Diagnostic Delays and Survival for Medicare Patients with Chronic Myeloid Leukemia in the Pre-Imatinib Era.

Timeliness of diagnosis is a quality of care measure endorsed by the Institute of Medicine. Clinical outcomes for patients with chronic myelogenous leukemia (CML) are better when tyrosine kinase inhibitors, such as imatinib, are initiated in the early stages of disease. However, the patterns of care surrounding the CML diagnosis period, as well as the relationship between diagnosis delay and overall survival in the pre-imatinib era, are unknown.

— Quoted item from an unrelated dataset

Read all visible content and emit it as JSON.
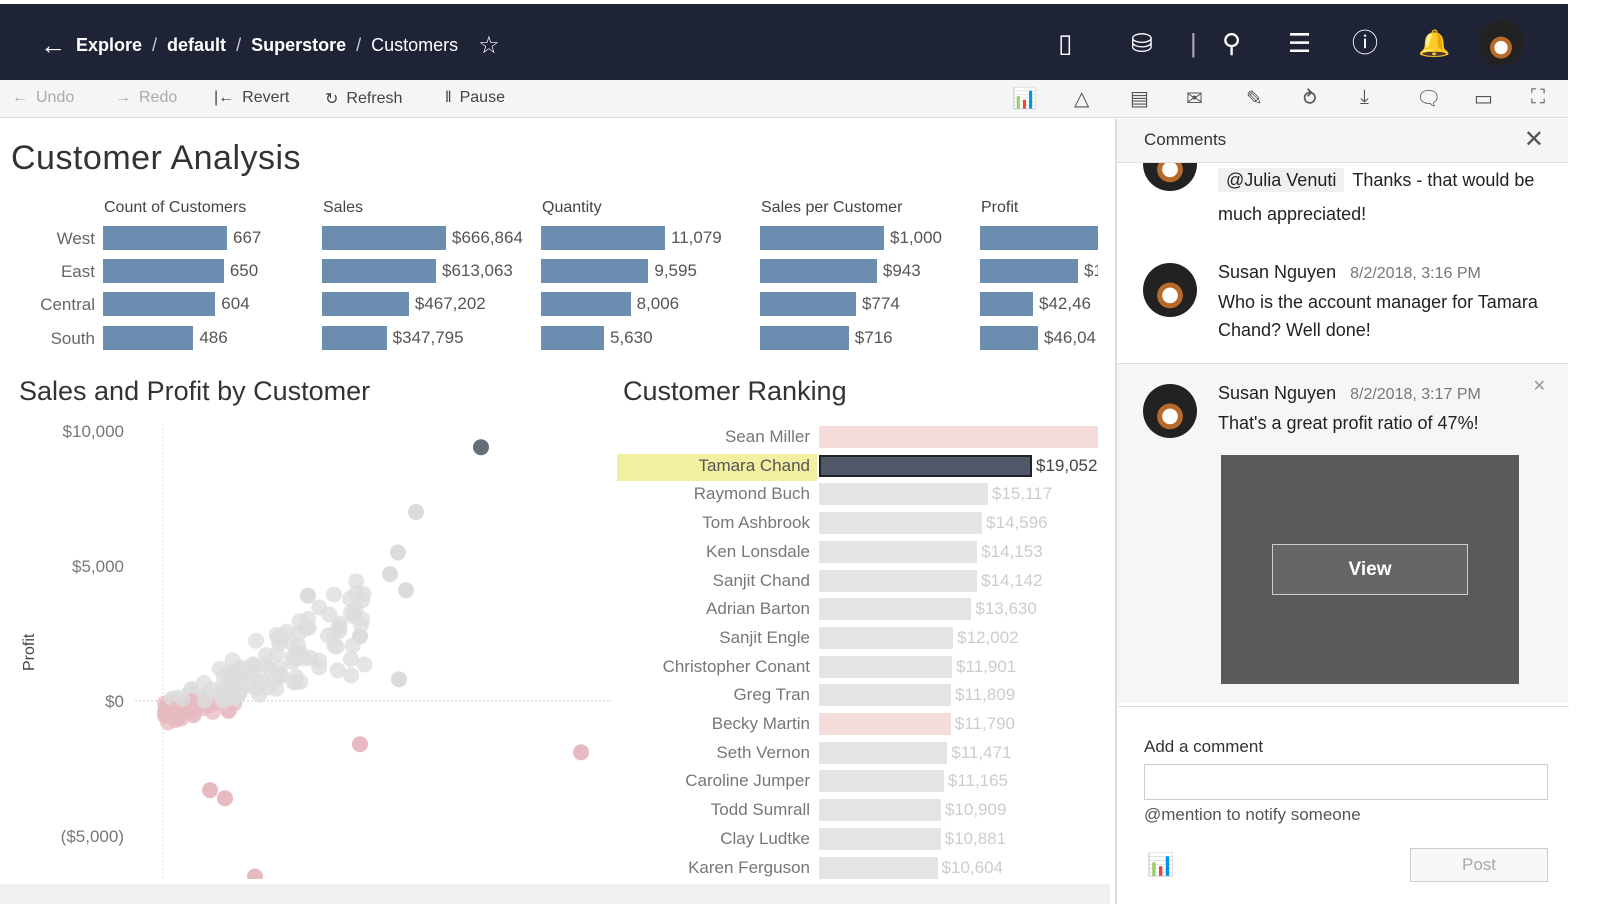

The Surveillance, Epidemiology and End Results (SEER)-Medicare linked database was used to identify traditional Medicare enrollees diagnosed with CML during 1991 through May 2001 (prior to the FDA approval of imatinib). Both inpatient and outpatient claims were analyzed from one year before, through six months following, the SEER diagnosis date. Signs, symptoms, and diagnostic studies commonly encountered in CML diagnoses were identified by CPT procedure and ICD-9 diagnosis and procedure codes. We calculated the time between the first visit for a sign or symptom and the SEER diagnosis date, and defined this time period as ‘diagnostic delay’ if it met or exceeded the median number of days for the sample. An accelerated failure time model examined variables associated with diagnostic delay. Overall survival was examined using a Cox proportional hazards model. Analyses were adjusted to account for a possible lag time in SEER cancer diagnosis dates, as well as year of diagnosis.

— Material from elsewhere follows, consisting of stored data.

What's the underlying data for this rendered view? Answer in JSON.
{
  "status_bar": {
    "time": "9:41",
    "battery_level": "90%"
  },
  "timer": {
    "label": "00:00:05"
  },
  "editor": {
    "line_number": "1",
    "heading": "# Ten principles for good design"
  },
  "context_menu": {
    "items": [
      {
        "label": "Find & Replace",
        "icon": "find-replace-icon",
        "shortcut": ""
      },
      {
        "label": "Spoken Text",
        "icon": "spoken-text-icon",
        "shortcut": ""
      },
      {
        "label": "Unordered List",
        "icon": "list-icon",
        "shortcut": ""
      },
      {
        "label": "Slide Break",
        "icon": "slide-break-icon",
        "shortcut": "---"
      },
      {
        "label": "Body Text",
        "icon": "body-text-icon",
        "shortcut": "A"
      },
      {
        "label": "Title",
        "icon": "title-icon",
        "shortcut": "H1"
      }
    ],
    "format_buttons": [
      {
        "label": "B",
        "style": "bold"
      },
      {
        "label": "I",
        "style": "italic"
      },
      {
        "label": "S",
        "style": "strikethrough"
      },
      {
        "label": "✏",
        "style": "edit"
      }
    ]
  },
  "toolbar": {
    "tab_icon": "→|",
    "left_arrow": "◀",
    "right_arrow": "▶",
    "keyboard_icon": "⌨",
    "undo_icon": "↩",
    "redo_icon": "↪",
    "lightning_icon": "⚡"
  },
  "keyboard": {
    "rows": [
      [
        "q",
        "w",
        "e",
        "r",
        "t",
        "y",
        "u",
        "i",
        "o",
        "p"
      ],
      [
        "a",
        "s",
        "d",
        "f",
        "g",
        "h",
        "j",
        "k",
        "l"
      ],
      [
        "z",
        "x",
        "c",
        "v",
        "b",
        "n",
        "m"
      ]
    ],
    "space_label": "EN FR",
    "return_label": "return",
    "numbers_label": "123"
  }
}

We studied 768 patients who met eligibility criteria. The most frequent signs and symptoms prior to CML diagnosis were infection (29.4%), anemia (22.4%), leukocytosis (13.4%) and fatigue (11.9%). The median time between any sign or symptom and CML diagnosis date in SEER was 90 days (interquartile range = 270). The median survival time was 3.5 years. The time between sign or symptom and CML diagnosis was increased for patients with at least one comorbidity (β=0.83, p < .001), and for those diagnosed at age 75 or greater (β=0.30, p < .05). Males had shortened times to diagnosis (β=-0.41, p < .01). Diagnostic delay was not a significant predictor of overall survival (HR = 1.04, 95% CI = 0.88-1.23).

The most common signs and symptoms older patients experience prior to CML diagnosis are nonspecific, which may impair diagnostic efforts. Prior to the approval and general availability of imatinib, differences in timeliness of diagnosis were observed by age, gender, and presence of comorbidities. Examination of patient-provider interactions stratified by these variables may aid efforts to standardize the diagnostic process, although diagnostic delay was not significantly associated with overall survival in the pre-imatinib era.

No relevant conflicts of interest to declare.